Cable channel TV Land launched 18 years ago today on Monday, April 29th, 1996. Last year at this time, I marked TV Land’s 17th anniversary with a brief post that led to a number of frustrated comments from readers. I thought about writing a similar post today but decided against it. Why? Because TV Land doesn’t matter anymore when it comes to classic television. It hasn’t for years. The powers that be made the decision to shift focus and no amount of anger on the part of viewers is going to change that.
There was a time when TV Land was more or less the only source for classic television on TV. And there was even a time when it catered to ardent fans of television, occasionally airing episodes of rare and short-lived shows like Coronet Blue, Lucas Tanner, The Young Lawyers and Mr. Terrific.
But TV Land isn’t the only game in town anymore. All of the “classic” shows it still airs (or at least are still included on its list of shows, some of which haven’t actually been seen on TV Land in a long time) are available on DVD in some fashion. And with few exceptions, all of them are also airing on one of the various classic television digital specialty networks that have launched over the past few years — like Me-TV, Cozi TV and Antenna TV — or another cable channel.
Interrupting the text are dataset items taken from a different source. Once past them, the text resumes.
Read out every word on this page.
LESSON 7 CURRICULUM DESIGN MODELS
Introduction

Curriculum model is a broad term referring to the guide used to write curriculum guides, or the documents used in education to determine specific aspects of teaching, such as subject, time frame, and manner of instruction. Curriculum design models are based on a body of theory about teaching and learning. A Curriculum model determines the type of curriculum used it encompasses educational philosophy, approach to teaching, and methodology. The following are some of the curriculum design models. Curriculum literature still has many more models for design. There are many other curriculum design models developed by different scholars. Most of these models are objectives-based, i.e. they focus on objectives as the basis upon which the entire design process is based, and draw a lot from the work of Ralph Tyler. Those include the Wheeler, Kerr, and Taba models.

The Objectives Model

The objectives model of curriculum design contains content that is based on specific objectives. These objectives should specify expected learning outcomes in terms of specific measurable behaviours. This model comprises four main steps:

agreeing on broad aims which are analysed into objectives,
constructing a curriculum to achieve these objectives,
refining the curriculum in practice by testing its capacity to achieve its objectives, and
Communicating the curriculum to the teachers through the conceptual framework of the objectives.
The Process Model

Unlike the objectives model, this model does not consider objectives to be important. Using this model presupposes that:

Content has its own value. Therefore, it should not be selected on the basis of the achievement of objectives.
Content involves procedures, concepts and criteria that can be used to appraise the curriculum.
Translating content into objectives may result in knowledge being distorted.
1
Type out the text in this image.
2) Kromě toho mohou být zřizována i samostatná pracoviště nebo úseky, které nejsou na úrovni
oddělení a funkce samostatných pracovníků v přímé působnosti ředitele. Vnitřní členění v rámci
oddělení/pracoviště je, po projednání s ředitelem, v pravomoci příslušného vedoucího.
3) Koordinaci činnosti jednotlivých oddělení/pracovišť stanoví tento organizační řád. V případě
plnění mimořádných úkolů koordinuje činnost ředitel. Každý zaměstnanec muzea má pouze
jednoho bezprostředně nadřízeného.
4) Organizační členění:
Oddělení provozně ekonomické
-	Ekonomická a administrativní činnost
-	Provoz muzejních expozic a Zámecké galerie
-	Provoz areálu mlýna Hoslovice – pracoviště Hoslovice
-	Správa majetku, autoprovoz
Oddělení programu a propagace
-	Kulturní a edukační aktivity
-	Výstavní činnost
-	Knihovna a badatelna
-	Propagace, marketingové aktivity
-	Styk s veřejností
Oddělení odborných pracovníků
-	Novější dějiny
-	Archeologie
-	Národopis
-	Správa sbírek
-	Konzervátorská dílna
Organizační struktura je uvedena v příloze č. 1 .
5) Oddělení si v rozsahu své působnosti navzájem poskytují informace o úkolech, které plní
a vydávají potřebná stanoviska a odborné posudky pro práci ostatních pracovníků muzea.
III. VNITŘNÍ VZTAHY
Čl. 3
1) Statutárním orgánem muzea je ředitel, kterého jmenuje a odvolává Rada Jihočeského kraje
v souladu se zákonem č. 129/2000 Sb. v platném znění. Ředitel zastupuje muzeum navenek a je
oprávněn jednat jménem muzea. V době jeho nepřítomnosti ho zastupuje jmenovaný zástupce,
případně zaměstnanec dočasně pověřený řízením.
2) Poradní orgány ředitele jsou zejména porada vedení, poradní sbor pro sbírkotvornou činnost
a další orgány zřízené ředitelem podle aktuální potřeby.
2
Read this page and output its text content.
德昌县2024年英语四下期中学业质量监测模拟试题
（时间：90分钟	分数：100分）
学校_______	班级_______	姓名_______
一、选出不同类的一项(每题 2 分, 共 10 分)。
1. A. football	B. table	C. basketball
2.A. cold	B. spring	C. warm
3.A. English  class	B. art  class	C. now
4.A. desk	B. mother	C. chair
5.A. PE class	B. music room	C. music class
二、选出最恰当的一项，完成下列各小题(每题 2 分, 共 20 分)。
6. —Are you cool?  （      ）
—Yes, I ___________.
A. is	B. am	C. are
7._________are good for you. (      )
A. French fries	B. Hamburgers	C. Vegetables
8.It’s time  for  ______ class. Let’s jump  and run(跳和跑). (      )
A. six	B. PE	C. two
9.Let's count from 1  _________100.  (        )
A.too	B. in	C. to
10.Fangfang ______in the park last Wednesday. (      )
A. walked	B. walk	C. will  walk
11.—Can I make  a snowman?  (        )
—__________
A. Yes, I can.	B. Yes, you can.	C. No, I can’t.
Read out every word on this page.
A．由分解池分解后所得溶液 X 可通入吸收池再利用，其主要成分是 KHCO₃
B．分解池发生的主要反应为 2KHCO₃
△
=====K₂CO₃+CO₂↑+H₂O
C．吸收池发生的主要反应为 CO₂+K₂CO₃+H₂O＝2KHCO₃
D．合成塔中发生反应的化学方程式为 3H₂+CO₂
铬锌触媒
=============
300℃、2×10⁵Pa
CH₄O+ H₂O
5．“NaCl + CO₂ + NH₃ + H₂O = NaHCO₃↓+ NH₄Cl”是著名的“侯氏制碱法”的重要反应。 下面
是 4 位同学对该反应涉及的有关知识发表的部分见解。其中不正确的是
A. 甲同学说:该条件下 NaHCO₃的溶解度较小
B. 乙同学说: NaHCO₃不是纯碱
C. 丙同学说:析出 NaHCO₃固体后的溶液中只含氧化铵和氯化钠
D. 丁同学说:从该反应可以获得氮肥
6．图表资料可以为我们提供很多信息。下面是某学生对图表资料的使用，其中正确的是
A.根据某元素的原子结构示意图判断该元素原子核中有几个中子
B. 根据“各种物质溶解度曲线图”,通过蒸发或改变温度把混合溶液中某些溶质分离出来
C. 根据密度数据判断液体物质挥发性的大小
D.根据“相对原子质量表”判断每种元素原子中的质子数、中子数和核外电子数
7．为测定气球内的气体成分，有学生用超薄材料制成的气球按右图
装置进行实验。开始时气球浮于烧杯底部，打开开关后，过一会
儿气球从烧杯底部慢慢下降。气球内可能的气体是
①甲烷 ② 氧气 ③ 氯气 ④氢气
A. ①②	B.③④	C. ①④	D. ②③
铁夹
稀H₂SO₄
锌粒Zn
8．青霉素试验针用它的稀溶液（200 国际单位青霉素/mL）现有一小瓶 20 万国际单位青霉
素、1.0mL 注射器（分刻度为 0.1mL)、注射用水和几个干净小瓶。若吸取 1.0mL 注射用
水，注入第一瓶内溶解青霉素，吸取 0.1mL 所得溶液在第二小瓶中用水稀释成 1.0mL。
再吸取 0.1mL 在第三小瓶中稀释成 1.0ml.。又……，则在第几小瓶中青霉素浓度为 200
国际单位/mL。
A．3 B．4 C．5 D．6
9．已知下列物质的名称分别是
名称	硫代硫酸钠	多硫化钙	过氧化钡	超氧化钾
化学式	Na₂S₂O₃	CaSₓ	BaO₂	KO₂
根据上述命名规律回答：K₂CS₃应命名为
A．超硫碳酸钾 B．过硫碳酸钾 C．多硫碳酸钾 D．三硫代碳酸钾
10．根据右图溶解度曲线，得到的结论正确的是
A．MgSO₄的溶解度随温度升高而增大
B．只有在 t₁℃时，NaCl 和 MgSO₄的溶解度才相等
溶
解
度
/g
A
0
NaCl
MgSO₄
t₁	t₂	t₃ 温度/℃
Here’s a list of the “classic” shows — those on the air prior to 1980 — that TV Land lists at its website:
All in the Family
The Andy Griffith Show
The Beverly Hillbillies
The Bob Newhart Show
The Brady Bunch
The Carol Burnett Show
The Dick Van Dyke Show
I Dream of Jeannie
I Love Lucy
Leave it to Beaver
Little House on the Prairie
Sanford and Son
I believe the only shows on the list not readily available elsewhere on television are The Andy Griffith Show, The Carol Burnett Show and The Dick Van Dyke Show but I may be wrong.
With that in mind, it seems clear that for fans of classic television TV Land is no longer relevant. I suppose if you’re just interested in watching random episodes of classic shows that have been cut for time and don’t get Me-TV or Antenna TV, then maybe TV Land still matters. And somebody has to be watching TV Land’s particular brand of sitcom, right?
Otherwise, the days of TV Land being crazy about television are long gone. It’s time to move on. Buy your favorite classic shows on DVD (or Blu-ray, if available) and watch them uncut and commercial free. Check your local listings to see if you get Me-TV, Antenna TV, Cozi TV or Retro TV. Check Netflix and other streaming sites to see what’s available.